Some the marine viruses isolated from the Tara's travels. Image Credit: Courtesy of Matthew Sullivan, Sullivan Lab, Ohio State University

Someday, in the very distant future, this information could even aid interventions to abate the consequences of climate change, Sullivan says. “I can imagine trying to manipulate food webs [to address carbon cycling]...and I think viruses would be the lever upon which you could pull most effectively.”

This kind of environmental virus “therapy” is a long way off. First, researchers must understand communities well enough to “convince [themselves] what the viruses are, and how much health they bring to an ecosystem,” Turner says.

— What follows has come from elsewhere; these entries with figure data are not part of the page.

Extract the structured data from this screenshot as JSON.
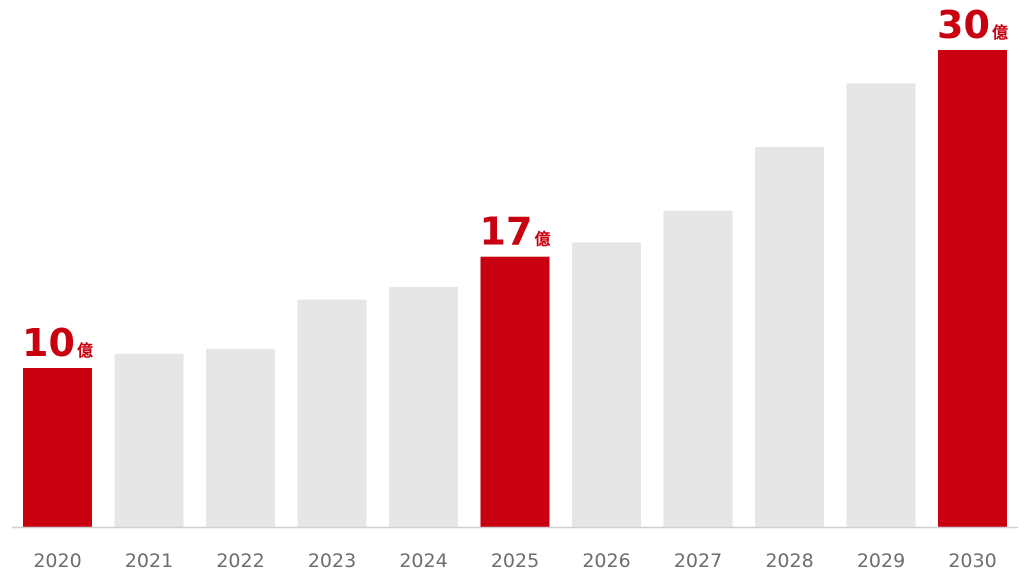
{
  "chart_data": {
    "type": "bar",
    "categories": [
      "2020",
      "2021",
      "2022",
      "2023",
      "2024",
      "2025",
      "2026",
      "2027",
      "2028",
      "2029",
      "2030"
    ],
    "values": [
      10,
      10.9,
      11.2,
      14.3,
      15.1,
      17,
      17.9,
      19.9,
      23.9,
      27.9,
      30
    ],
    "highlighted": [
      "2020",
      "2025",
      "2030"
    ],
    "data_labels": [
      {
        "category": "2020",
        "number": "10",
        "unit": "億"
      },
      {
        "category": "2025",
        "number": "17",
        "unit": "億"
      },
      {
        "category": "2030",
        "number": "30",
        "unit": "億"
      }
    ],
    "title": "",
    "xlabel": "",
    "ylabel": "",
    "ylim": [
      0,
      30.5
    ],
    "grid": false,
    "legend": "none",
    "colors": {
      "highlight": "#c8000f",
      "bar": "#e6e6e6",
      "axis": "#d0d0d0",
      "tick_text": "#6e6e6e",
      "label_text": "#c8000f"
    }
  }
}
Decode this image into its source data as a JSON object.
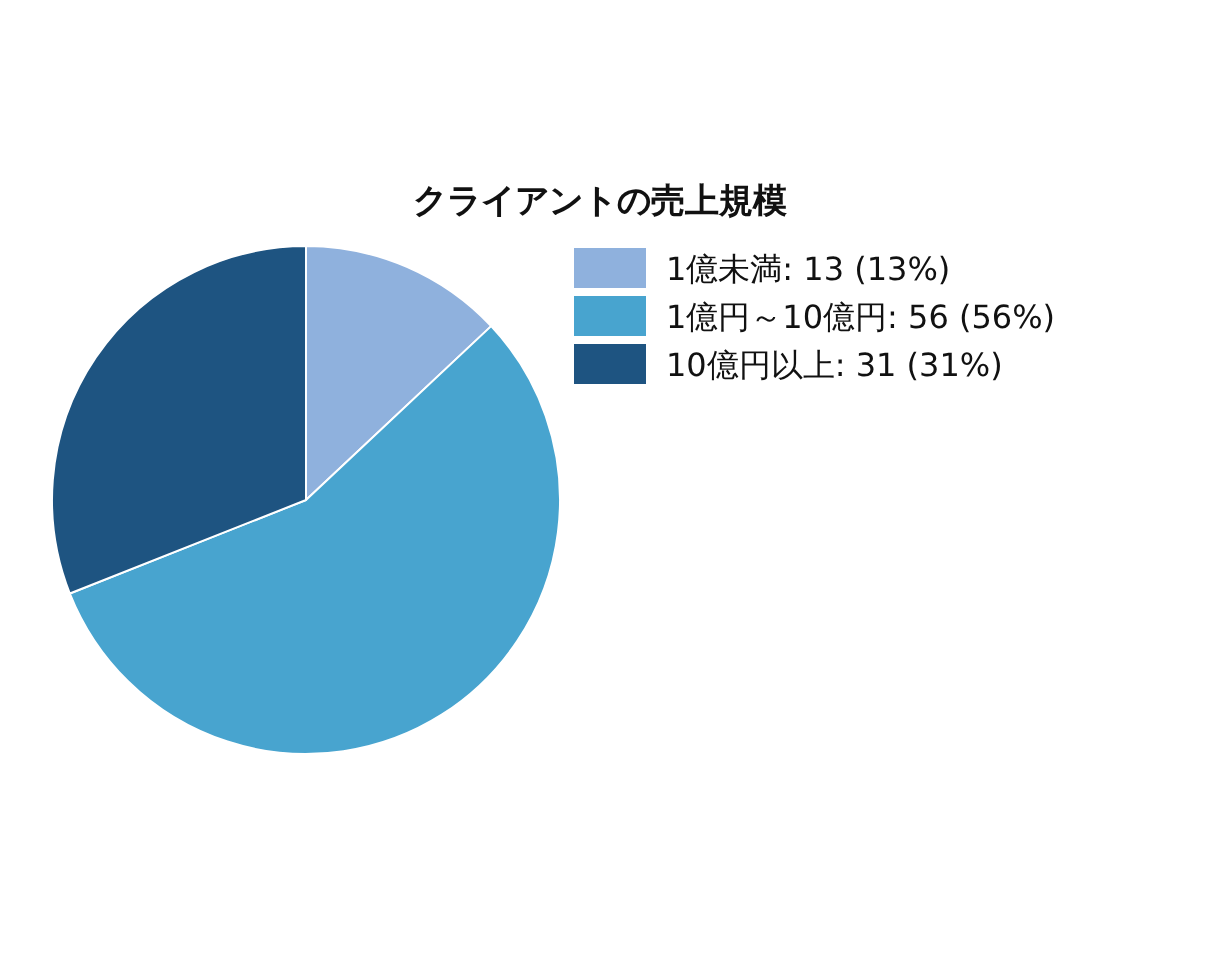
{
  "chart_data": {
    "type": "pie",
    "title": "クライアントの売上規模",
    "categories": [
      "1億未満: 13 (13%)",
      "1億円～10億円: 56 (56%)",
      "10億円以上: 31 (31%)"
    ],
    "values": [
      13,
      56,
      31
    ],
    "colors": [
      "#8fb1dd",
      "#48a4cf",
      "#1e5481"
    ],
    "legend": "right"
  }
}
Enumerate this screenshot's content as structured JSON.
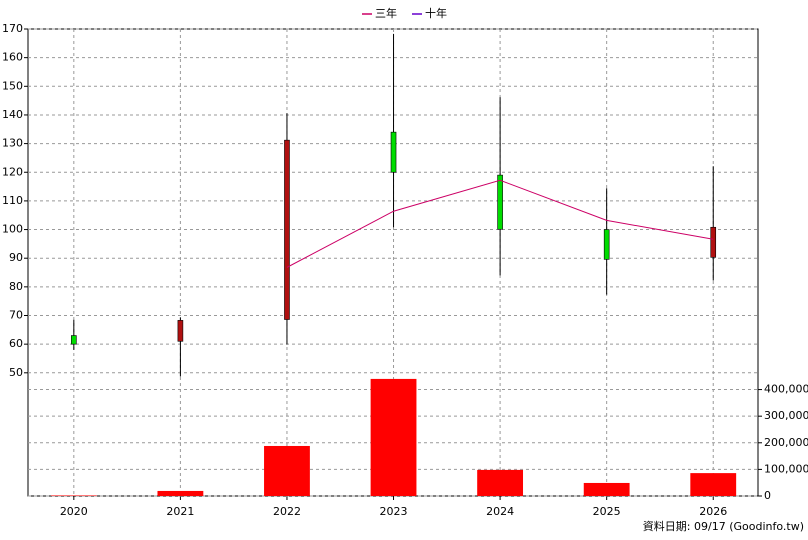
{
  "chart_data": {
    "type": "candlestick",
    "x": [
      2020,
      2021,
      2022,
      2023,
      2024,
      2025,
      2026
    ],
    "xlim": [
      2019.57,
      2026.42
    ],
    "xticks": [
      2020,
      2021,
      2022,
      2023,
      2024,
      2025,
      2026
    ],
    "ylim": [
      7,
      170
    ],
    "yticks": [
      50,
      60,
      70,
      80,
      90,
      100,
      110,
      120,
      130,
      140,
      150,
      160,
      170
    ],
    "y2lim": [
      0,
      1755000
    ],
    "y2ticks": [
      0,
      {
        "value": 100000,
        "label": "100,000"
      },
      {
        "value": 200000,
        "label": "200,000"
      },
      {
        "value": 300000,
        "label": "300,000"
      },
      {
        "value": 400000,
        "label": "400,000"
      }
    ],
    "open": [
      63,
      61,
      68.6,
      134,
      119,
      100,
      90.3
    ],
    "high": [
      68.5,
      69.3,
      140.6,
      168.3,
      146.2,
      114.4,
      122.1
    ],
    "low": [
      58,
      48.7,
      59.9,
      100.8,
      84,
      77.3,
      82.2
    ],
    "close": [
      60,
      68.3,
      131.2,
      120,
      100.1,
      89.6,
      100.8
    ],
    "up_color": "#b01010",
    "down_color": "#00dd00",
    "series": [
      {
        "name": "三年",
        "color": "#cc0066",
        "values": [
          null,
          null,
          86.8,
          106.4,
          117.2,
          103.2,
          96.6
        ]
      },
      {
        "name": "十年",
        "color": "#6600cc",
        "values": [
          null,
          null,
          null,
          null,
          null,
          null,
          null
        ]
      }
    ],
    "volume": {
      "color": "#ff0000",
      "axis": "y2",
      "values": [
        2000,
        19000,
        188000,
        440000,
        98000,
        49000,
        86000
      ]
    },
    "grid": true,
    "legend": "top",
    "annotation": "資料日期: 09/17  (Goodinfo.tw)"
  }
}
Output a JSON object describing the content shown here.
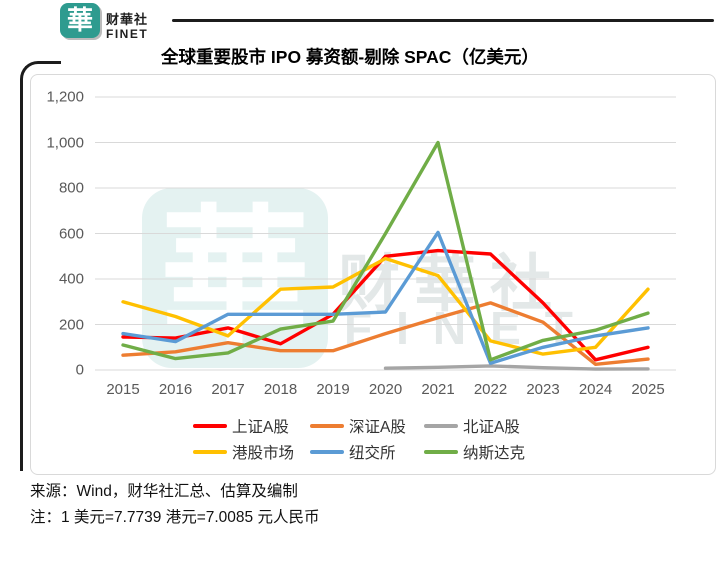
{
  "brand": {
    "logo_char": "華",
    "logo_cn": "财華社",
    "logo_en": "FINET",
    "teal": "#2E9B8F"
  },
  "chart_data": {
    "type": "line",
    "title": "全球重要股市 IPO 募资额-剔除 SPAC（亿美元）",
    "categories": [
      "2015",
      "2016",
      "2017",
      "2018",
      "2019",
      "2020",
      "2021",
      "2022",
      "2023",
      "2024",
      "2025"
    ],
    "series": [
      {
        "name": "上证A股",
        "color": "#FF0000",
        "values": [
          145,
          140,
          185,
          115,
          245,
          500,
          525,
          510,
          295,
          45,
          100
        ]
      },
      {
        "name": "深证A股",
        "color": "#ED7D31",
        "values": [
          65,
          80,
          120,
          85,
          85,
          160,
          230,
          295,
          210,
          25,
          48
        ]
      },
      {
        "name": "北证A股",
        "color": "#A5A5A5",
        "values": [
          null,
          null,
          null,
          null,
          null,
          8,
          12,
          18,
          10,
          4,
          5
        ]
      },
      {
        "name": "港股市场",
        "color": "#FFC000",
        "values": [
          300,
          235,
          150,
          355,
          365,
          490,
          415,
          128,
          70,
          100,
          355
        ]
      },
      {
        "name": "纽交所",
        "color": "#5B9BD5",
        "values": [
          160,
          125,
          245,
          245,
          245,
          255,
          605,
          30,
          100,
          150,
          185
        ]
      },
      {
        "name": "纳斯达克",
        "color": "#70AD47",
        "values": [
          110,
          50,
          75,
          180,
          215,
          600,
          1000,
          45,
          130,
          175,
          250
        ]
      }
    ],
    "ylim": [
      0,
      1200
    ],
    "ytick_step": 200,
    "ytick_labels": [
      "0",
      "200",
      "400",
      "600",
      "800",
      "1,000",
      "1,200"
    ],
    "grid": true,
    "gridline_color": "#d9d9d9",
    "legend_position": "bottom",
    "legend_rows": [
      [
        "上证A股",
        "深证A股",
        "北证A股"
      ],
      [
        "港股市场",
        "纽交所",
        "纳斯达克"
      ]
    ]
  },
  "watermark": {
    "char": "華",
    "cn": "财華社",
    "en": "FINET"
  },
  "footer": {
    "source": "来源：Wind，财华社汇总、估算及编制",
    "note": "注：1 美元=7.7739 港元=7.0085 元人民币"
  }
}
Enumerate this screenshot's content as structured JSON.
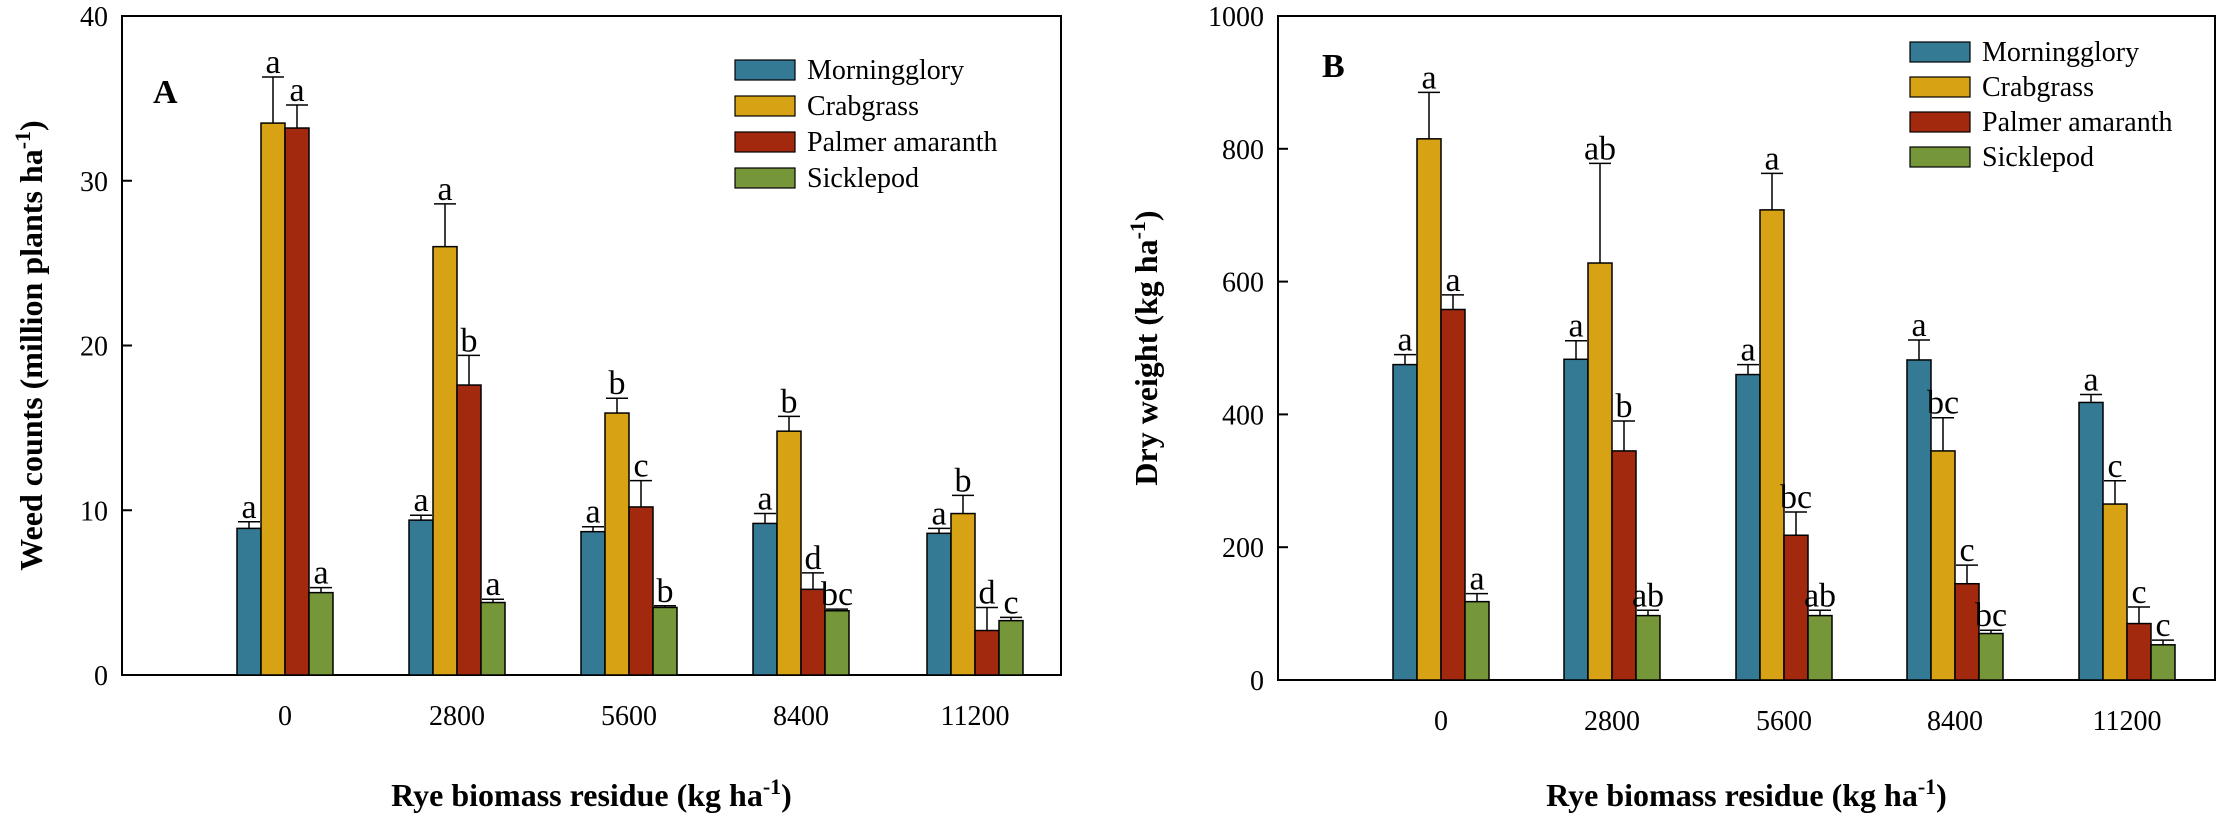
{
  "colors": {
    "Morningglory": "#357a95",
    "Crabgrass": "#d8a215",
    "Palmer amaranth": "#a3290e",
    "Sicklepod": "#76963a"
  },
  "chart_data": [
    {
      "type": "bar",
      "panel": "A",
      "title": "",
      "categories": [
        "0",
        "2800",
        "5600",
        "8400",
        "11200"
      ],
      "xlabel": "Rye biomass residue (kg ha",
      "xlabel_sup": "-1",
      "xlabel_end": ")",
      "ylabel": "Weed counts (million plants ha",
      "ylabel_sup": "-1",
      "ylabel_end": ")",
      "ylim": [
        0,
        40
      ],
      "yticks": [
        "0",
        "10",
        "20",
        "30",
        "40"
      ],
      "legend_position": "top-right",
      "series": [
        {
          "name": "Morningglory",
          "values": [
            8.9,
            9.4,
            8.7,
            9.2,
            8.6
          ],
          "errors": [
            0.4,
            0.3,
            0.3,
            0.6,
            0.3
          ],
          "letters": [
            "a",
            "a",
            "a",
            "a",
            "a"
          ]
        },
        {
          "name": "Crabgrass",
          "values": [
            33.5,
            26.0,
            15.9,
            14.8,
            9.8
          ],
          "errors": [
            2.8,
            2.6,
            0.9,
            0.9,
            1.1
          ],
          "letters": [
            "a",
            "a",
            "b",
            "b",
            "b"
          ]
        },
        {
          "name": "Palmer amaranth",
          "values": [
            33.2,
            17.6,
            10.2,
            5.2,
            2.7
          ],
          "errors": [
            1.4,
            1.8,
            1.6,
            1.0,
            1.4
          ],
          "letters": [
            "a",
            "b",
            "c",
            "d",
            "d"
          ]
        },
        {
          "name": "Sicklepod",
          "values": [
            5.0,
            4.4,
            4.1,
            3.9,
            3.3
          ],
          "errors": [
            0.3,
            0.2,
            0.1,
            0.1,
            0.2
          ],
          "letters": [
            "a",
            "a",
            "b",
            "bc",
            "c"
          ]
        }
      ]
    },
    {
      "type": "bar",
      "panel": "B",
      "title": "",
      "categories": [
        "0",
        "2800",
        "5600",
        "8400",
        "11200"
      ],
      "xlabel": "Rye biomass residue (kg ha",
      "xlabel_sup": "-1",
      "xlabel_end": ")",
      "ylabel": "Dry weight (kg ha",
      "ylabel_sup": "-1",
      "ylabel_end": ")",
      "ylim": [
        0,
        1000
      ],
      "yticks": [
        "0",
        "200",
        "400",
        "600",
        "800",
        "1000"
      ],
      "legend_position": "top-right",
      "series": [
        {
          "name": "Morningglory",
          "values": [
            475,
            483,
            460,
            482,
            418
          ],
          "errors": [
            15,
            28,
            15,
            30,
            12
          ],
          "letters": [
            "a",
            "a",
            "a",
            "a",
            "a"
          ]
        },
        {
          "name": "Crabgrass",
          "values": [
            815,
            628,
            708,
            345,
            265
          ],
          "errors": [
            70,
            150,
            55,
            50,
            35
          ],
          "letters": [
            "a",
            "ab",
            "a",
            "bc",
            "c"
          ]
        },
        {
          "name": "Palmer amaranth",
          "values": [
            558,
            345,
            218,
            145,
            85
          ],
          "errors": [
            22,
            45,
            35,
            28,
            25
          ],
          "letters": [
            "a",
            "b",
            "bc",
            "c",
            "c"
          ]
        },
        {
          "name": "Sicklepod",
          "values": [
            118,
            97,
            97,
            70,
            53
          ],
          "errors": [
            12,
            8,
            8,
            5,
            7
          ],
          "letters": [
            "a",
            "ab",
            "ab",
            "bc",
            "c"
          ]
        }
      ]
    }
  ]
}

And bridging that gap could be tough. Scientists may still just be scratching the surface of the viral populations in ocean waters, Duhaime says. Given that samples from the Arctic alone contained such staggering diversity, future research in new locations (like parts of the Antarctic, which wasn’t sampled as heavily as the Arctic) will likely yield further shake-ups. The study also only looked at double-stranded DNA viruses, leaving entire branches of the viral tree, like RNA viruses and single-stranded DNA viruses, unexplored.

But in a way, those gaps make the future all the more exciting. “There is nothing like being right at the precipice of the known and unknown,” Duhaime says. “When you first begin looking at new data like this, it’s akin to landing on Mars and looking around for the first time...but a Mars with little critters never described before staring back at you.”